L. Notices; Changes to Terms of Use.

Incapsula may provide Client with notices, including those regarding changes to Incapsula's Terms of Use, by email or by posting a notice on Client’s account page.

M. Assignment

The Services Agreement and any rights granted under these Terms of Use, may not be transferred or assigned by Client without the Vendor’s written consent, but may be assigned by the Vendor without restriction. Any attempted assignment in violation of this Section shall be void. The Services Agreement will bind and inure to the benefit of each party’s permitted successors and assigns.

N. Applicable Law

The Services Agreement and any action related thereto shall be governed by the laws of the State of California, without regard to the conflicts of law provisions thereof. The parties to the Services Agreement hereby consent to the exclusive jurisdiction and venue of state and federal courts located in Santa Clara County, California or for the purpose of any such action. The provisions of the United Nations Convention on Contracts for the International Sale of Goods and the Uniform Computer Information Transactions Act will not apply.

O. General

The parties are independent contractors and nothing in the Services Agreement or these Terms of Use authorizes a party to act as an agent of the other or bind the other to any transaction or agreement.
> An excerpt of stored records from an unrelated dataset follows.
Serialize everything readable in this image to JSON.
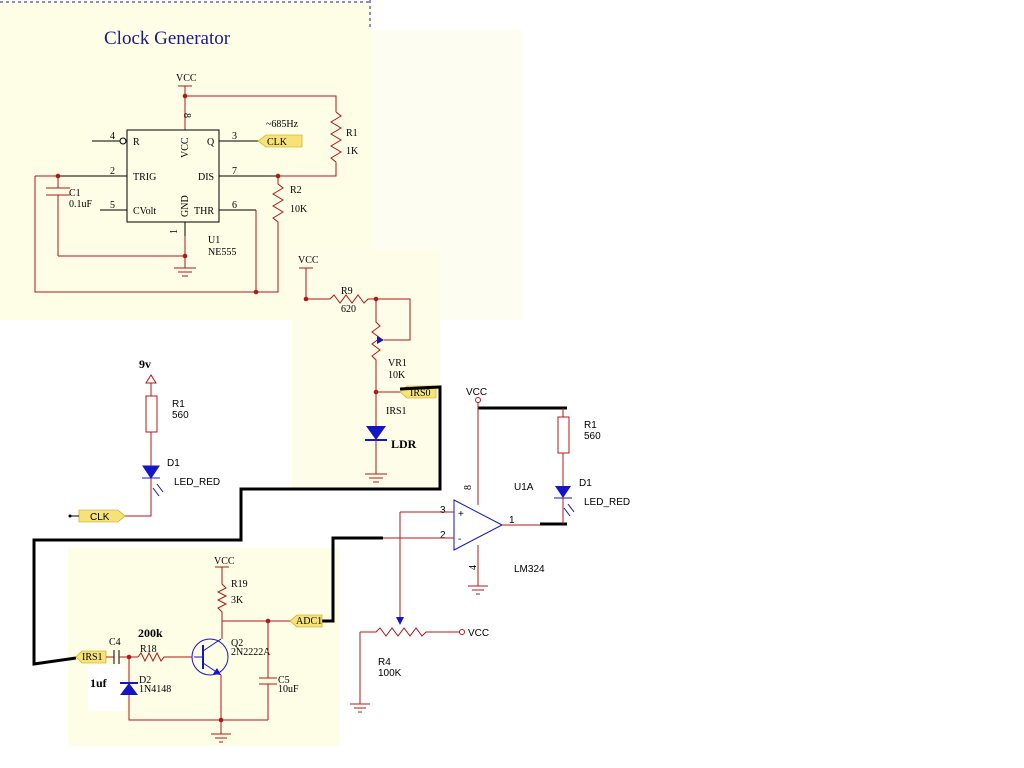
{
  "clock": {
    "title": "Clock Generator",
    "vcc": "VCC",
    "freq": "~685Hz",
    "clk_tag": "CLK",
    "ic_ref": "U1",
    "ic_part": "NE555",
    "pins": {
      "r": "R",
      "trig": "TRIG",
      "cvolt": "CVolt",
      "vcc": "VCC",
      "gnd": "GND",
      "q": "Q",
      "dis": "DIS",
      "thr": "THR"
    },
    "pin_nums": {
      "r": "4",
      "trig": "2",
      "cvolt": "5",
      "vcc": "8",
      "gnd": "1",
      "q": "3",
      "dis": "7",
      "thr": "6"
    },
    "r1_ref": "R1",
    "r1_val": "1K",
    "r2_ref": "R2",
    "r2_val": "10K",
    "c1_ref": "C1",
    "c1_val": "0.1uF"
  },
  "led_left": {
    "supply": "9v",
    "r_ref": "R1",
    "r_val": "560",
    "d_ref": "D1",
    "d_part": "LED_RED",
    "clk_tag": "CLK"
  },
  "sensor": {
    "vcc": "VCC",
    "r9_ref": "R9",
    "r9_val": "620",
    "vr1_ref": "VR1",
    "vr1_val": "10K",
    "irs_tag": "IRS0",
    "irs_ref": "IRS1",
    "ldr": "LDR"
  },
  "amp": {
    "vcc": "VCC",
    "c4_ref": "C4",
    "c4_note": "1uf",
    "r18_ref": "R18",
    "r18_note": "200k",
    "d2_ref": "D2",
    "d2_part": "1N4148",
    "q2_ref": "Q2",
    "q2_part": "2N2222A",
    "r19_ref": "R19",
    "r19_val": "3K",
    "c5_ref": "C5",
    "c5_val": "10uF",
    "adc_tag": "ADC1",
    "irs_tag": "IRS1"
  },
  "comparator": {
    "vcc": "VCC",
    "u_ref": "U1A",
    "u_part": "LM324",
    "pin_plus": "3",
    "pin_minus": "2",
    "pin_out": "1",
    "pin_pwr": "8",
    "pin_gnd": "4",
    "plus_sign": "+",
    "minus_sign": "-",
    "r1_ref": "R1",
    "r1_val": "560",
    "d1_ref": "D1",
    "d1_part": "LED_RED",
    "r4_ref": "R4",
    "r4_val": "100K",
    "r4_vcc": "VCC"
  }
}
Except as specifically provided, the exercise by either party of any rights and remedies under the Services Agreement will be without prejudice to its other remedies under the Services Agreement or otherwise. The failure of Vendor to exercise or enforce any right or provision of the Services Agreement will not constitute a waiver of such right or provision and any waiver of any provision of the Services Agreement will be effective only if in writing and signed by Vendor. Incapsula is a third party beneficiary of any Services Agreement between a reseller of Services and Client. In the event any provision of the Services Agreement shall be determined to be invalid or unenforceable under law, all other provisions shall continue in full force and effect. These Terms of Use and any Services Agreement are the entire agreement between Client and Vendor relating to the subject matter hereof and supersede all previous communications, representations, and agreements either oral or written between the parties with respect to said subject matter and will not be modified except in writing, signed by Client and Vendor, or by a change to these Terms of Use by Incapsula as set forth above. Any additional or inconsistent terms on a purchase order shall be null and void. In the event of a conflict between Services Agreement that has been signed by Vendor and Client and these Terms of Use, the terms of such Services Agreement shall govern.